Аглая грустно улыбается — как всегда, краем губ, не больше. Такая родная и такая отчуждённо-далёкая, словно ни на шаг не приблизившаяся за все эти годы к избраннику, словно ни разу не открывшая ему своё неприступное сердце.
— Ты всё равно будешь волен уйти от неё. А если выбор будет свободным — он будет правильным. Любой.
Он вспоминает её слова, слышанные несколько лет назад. Заглядывает в глаза, так, как умеет только он — пронзительно, испытующе и обезоруживающе честно — и чувствует, что они действительно видели больше, чем его собственные; видели само сотворение этого странного мира, когда небеса были такими же алыми, а замыслы — понятными без слов. Чувствует: она знает, что говорит. Чувствует: он не может ей не верить. Вопреки Закону, не признающему в нём ничего настоящего, чувствует, верит и любит.

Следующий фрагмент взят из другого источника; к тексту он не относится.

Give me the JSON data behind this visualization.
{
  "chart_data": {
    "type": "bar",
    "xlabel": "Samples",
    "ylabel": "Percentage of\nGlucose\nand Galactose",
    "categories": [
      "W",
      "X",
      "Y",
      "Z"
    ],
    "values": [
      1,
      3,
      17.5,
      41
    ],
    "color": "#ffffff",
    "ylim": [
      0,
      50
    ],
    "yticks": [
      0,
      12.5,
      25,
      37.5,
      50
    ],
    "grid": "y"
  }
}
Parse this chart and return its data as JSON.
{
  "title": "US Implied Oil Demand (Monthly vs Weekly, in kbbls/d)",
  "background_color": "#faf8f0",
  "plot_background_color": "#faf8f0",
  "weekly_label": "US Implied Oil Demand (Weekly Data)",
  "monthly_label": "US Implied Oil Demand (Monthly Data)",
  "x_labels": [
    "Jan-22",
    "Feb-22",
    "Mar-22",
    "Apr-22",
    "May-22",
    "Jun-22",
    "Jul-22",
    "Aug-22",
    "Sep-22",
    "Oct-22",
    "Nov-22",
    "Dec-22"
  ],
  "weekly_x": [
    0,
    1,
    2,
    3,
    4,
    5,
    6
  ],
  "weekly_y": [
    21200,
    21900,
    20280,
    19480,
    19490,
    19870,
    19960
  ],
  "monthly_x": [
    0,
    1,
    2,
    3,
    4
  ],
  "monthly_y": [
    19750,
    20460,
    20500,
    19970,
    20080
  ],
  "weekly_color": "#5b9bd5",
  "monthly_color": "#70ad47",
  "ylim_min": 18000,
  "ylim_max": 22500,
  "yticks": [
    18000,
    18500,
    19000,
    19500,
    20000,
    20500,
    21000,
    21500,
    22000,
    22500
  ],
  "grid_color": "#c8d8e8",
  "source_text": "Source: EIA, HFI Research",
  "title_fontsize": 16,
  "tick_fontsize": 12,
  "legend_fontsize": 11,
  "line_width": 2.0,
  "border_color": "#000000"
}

Дождь первыми прохладными каплями касается одежды, падает на молчаливые лица — вместо слёз, в которых так сложно представить любого из них.
...Ливень шумит над пустыми равнинами и болотами, над сонной Степью. Робкий рассвет едва мерещится за горизонтом, будто не решается начинать новый день. Среди поросших камышами кочек на болотистой земле лежит тряпичная кукла с глазами-пуговицами — неказистая, грязная, потерянная девочкой-сироткой, живущей в отцепленном вагончике на Станции. Совсем рядом пробивается к затянутому тучами небу чёрная твирь, печальница-трава.
Сквозь утреннюю мглу вдалеке слышен протяжный гудок прибывающего поезда.